Lets say I have mix of words and numbers,which represent for example prices or sizes of objects. The relation/magnitude between the numbers is very important. With normal tokenization it would split those large/less common numbers into smaller pieces (few digits) and concatenate them. Is this not very inefficient and suboptimal, since the transformer has to learn how digits/numbers work and would assign every digit/combination its own learned vector. Would it make sense to manually convert these numbers and pass in its own vector?
DATA (Laying carpet 150sqft | price 400$)-> LABEL (okay)
DATA (Carpet type 133 installation with an area of 70m2 | price 8000$)-> LABEL ( Not okay)

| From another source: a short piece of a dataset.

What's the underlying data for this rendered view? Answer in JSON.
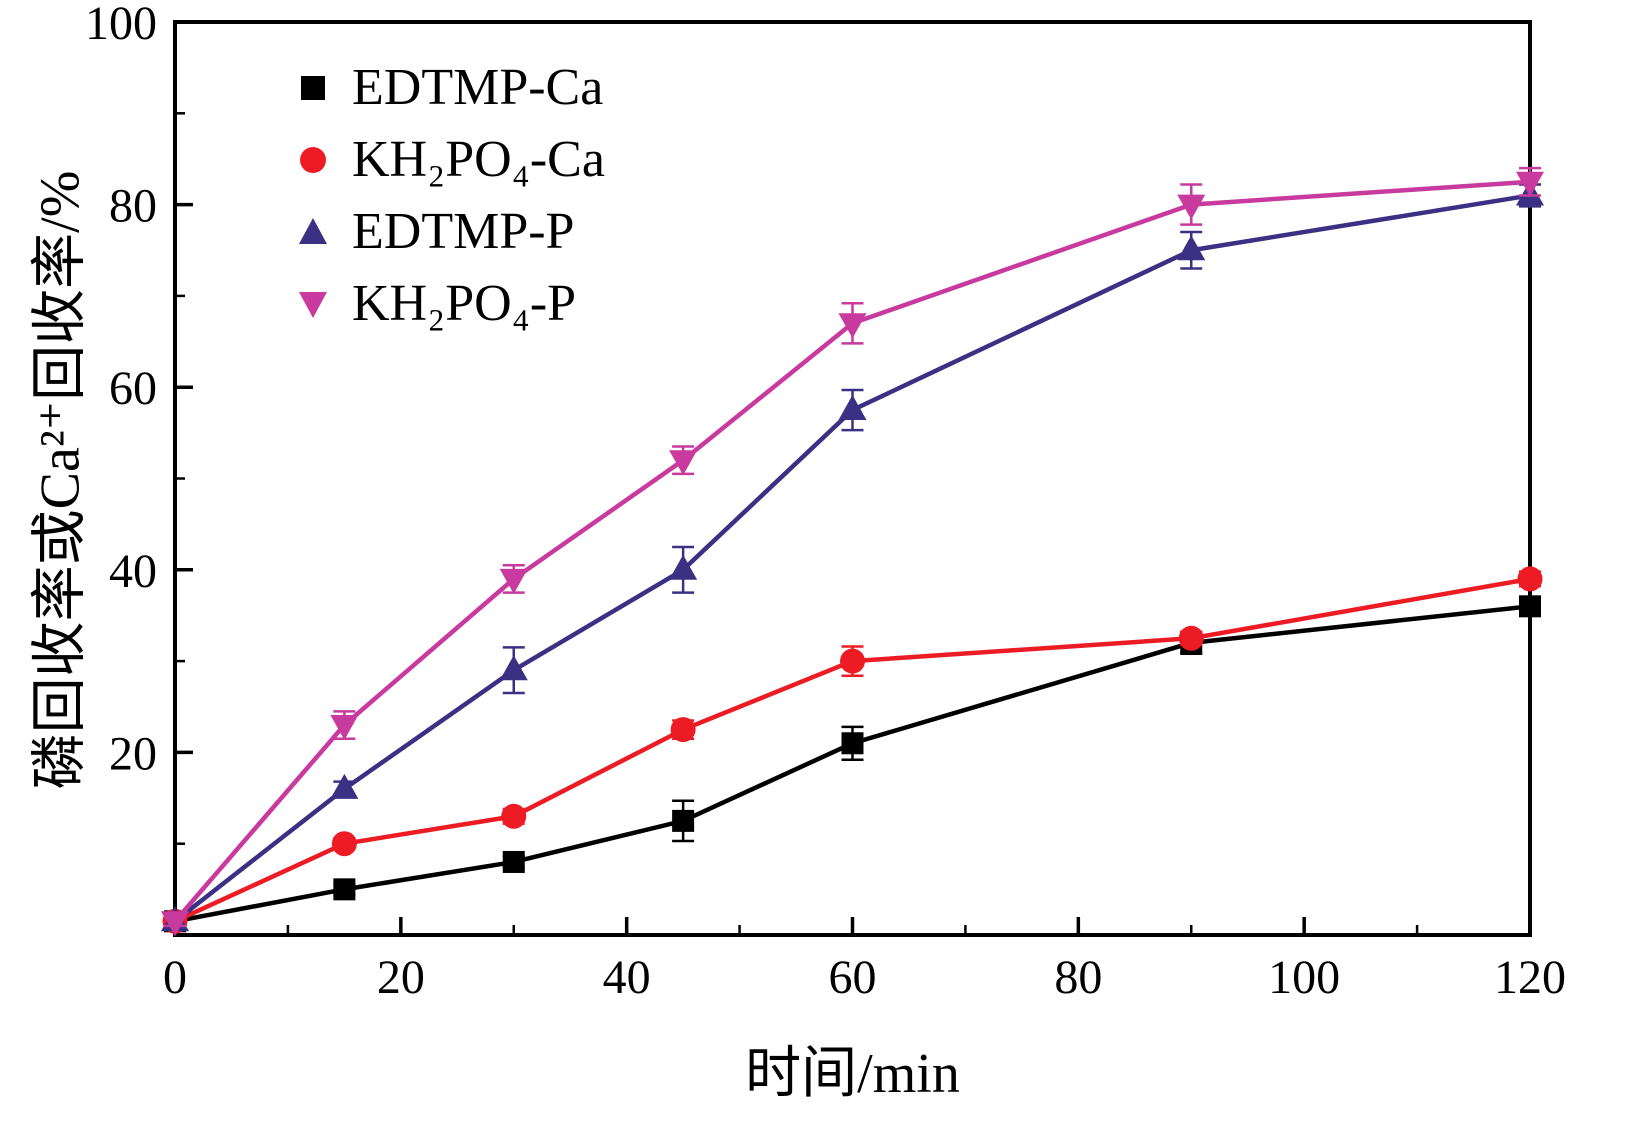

If your task is closely related to those numbers, and all examples follow the same pattern, perhaps you should just use the price and surface as raw features in your model, along with the text. You could concatenate the price and surface values to the Transformer embedding for the text at the last hidden-layer before classification. I am not sure if that is what you meant by
Maybe also normalize the surface values to one standard.
I don’t know if there are better ways to deal with values at tokenizing, but this would be my suggestion.
I agree with PereLluis13.
Were you thinking of using a pre-trained transformer, or training from scratch?
Are you sure you need a transformer at all? What are you hoping it will do with the text? Have you tried regular expressions and a rule-based system?